The re-election of Iran’s hardline president Mahmoud Ahmadinejad triggered protests unseen since the 1979 Islamic Revolution. Thousands of Iranians disputed the victory, claiming that the election was rigged. Protesters were brutally suppressed, causing among many others the death of Neda, a young Iranian killed by gunfire on the streets of Tehran.
2010: TUNISIA - Protests in Sidi Bouzid become the catalyst for the Arab Spring
On December 17, police confiscated a fruit cart belonging to a Tunisian street vendor named Mohamed Bouaziz. He and his family depended on this cart for their livelihood. When Bouaziz went to the governor’s office to try to get it back, the 26-year-old was insulted and slapped by a Tunisian policewoman. Humiliated, Bouazizi set himself on fire in front of the governor’s office. His death led outraged Sidi Bouzid residents, who took to the streets in protest. Images of these demonstrations were first relayed in France by the FRANCE 24 Observers
. These protests quickly spread throughout the rest of Tunisia, kicking off the first revolution of what was to become known as the Arab Spring.
2011: JAPAN – Tsunami hits Iwaki
On March 11, 2011, a magnitude 9 earthquake created a tsunami that hit the eastern coast of Japan, leaving little in its wake. Many witnesses filmed its devastating effects.
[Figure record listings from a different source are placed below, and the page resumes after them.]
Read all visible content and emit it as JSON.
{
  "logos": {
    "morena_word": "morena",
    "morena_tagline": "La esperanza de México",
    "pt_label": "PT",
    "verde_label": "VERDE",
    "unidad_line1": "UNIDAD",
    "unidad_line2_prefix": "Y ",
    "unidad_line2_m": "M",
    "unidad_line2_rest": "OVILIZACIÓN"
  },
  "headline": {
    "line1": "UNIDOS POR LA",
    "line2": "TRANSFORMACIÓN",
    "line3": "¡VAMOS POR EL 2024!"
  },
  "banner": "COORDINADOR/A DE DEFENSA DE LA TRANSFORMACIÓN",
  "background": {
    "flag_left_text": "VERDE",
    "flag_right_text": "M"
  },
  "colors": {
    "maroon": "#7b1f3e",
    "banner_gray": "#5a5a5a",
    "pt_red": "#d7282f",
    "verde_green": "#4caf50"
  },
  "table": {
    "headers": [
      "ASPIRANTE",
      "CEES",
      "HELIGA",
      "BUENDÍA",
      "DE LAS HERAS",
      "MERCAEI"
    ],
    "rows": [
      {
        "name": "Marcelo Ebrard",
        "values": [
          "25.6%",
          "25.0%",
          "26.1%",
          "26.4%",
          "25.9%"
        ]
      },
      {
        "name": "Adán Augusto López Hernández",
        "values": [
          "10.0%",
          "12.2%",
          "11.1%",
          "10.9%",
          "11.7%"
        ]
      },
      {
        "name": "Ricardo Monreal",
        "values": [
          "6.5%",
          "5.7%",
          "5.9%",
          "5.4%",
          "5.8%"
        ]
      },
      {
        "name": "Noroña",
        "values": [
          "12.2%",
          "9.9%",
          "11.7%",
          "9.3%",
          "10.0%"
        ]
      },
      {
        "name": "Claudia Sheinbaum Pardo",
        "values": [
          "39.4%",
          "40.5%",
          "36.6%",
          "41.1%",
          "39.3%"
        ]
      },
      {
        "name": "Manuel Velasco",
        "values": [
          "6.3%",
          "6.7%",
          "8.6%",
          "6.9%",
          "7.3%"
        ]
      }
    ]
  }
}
The damage the tsunami caused equipment failures at the Fukushima Nuclear Power Plant, causing three reactors to melt down and release radioactive materials.
2011: SYRIA – The crackdown that sparked a civil war
Following the revolutions that toppled regimes in Tunisia and Egypt, Syrian dissidents started protesting against Bachar Al Assad’s regime on the March 15, 2011. These demonstrations were violently crushed by the police, who fired on peaceful protesters. This marked the start of a conflict in which, to date, at least 110,000 have died.
2011: LIBYA – Muammar Gaddafi’s death
In August 2011, Tripoli had already fallen into the hands of the rebels, backed by NATO forces. Colonel Gaddafi was hiding out in his hometown of Sirte. Libya’s de facto ruler since 1969 attempted to flee the town on October 20, but was encircled by NATO air forces. Gaddafi was captured alive, but several hours later, he was pronounced dead in unclear circumstances. His ordeal was filmed by one of the rebels that captured him.
2012: FRANCE – The siege of the Toulouse killer’s apartment
From a window, a neighbour filmed the siege of Mohammed Merah’s apartment building by the RAID, an elite French anti-terrorist unit. Merah, a 23-year-old French citizen who said he belonged to Al Qaeda, had killed seven people
earlier in the week, including three Jewish children.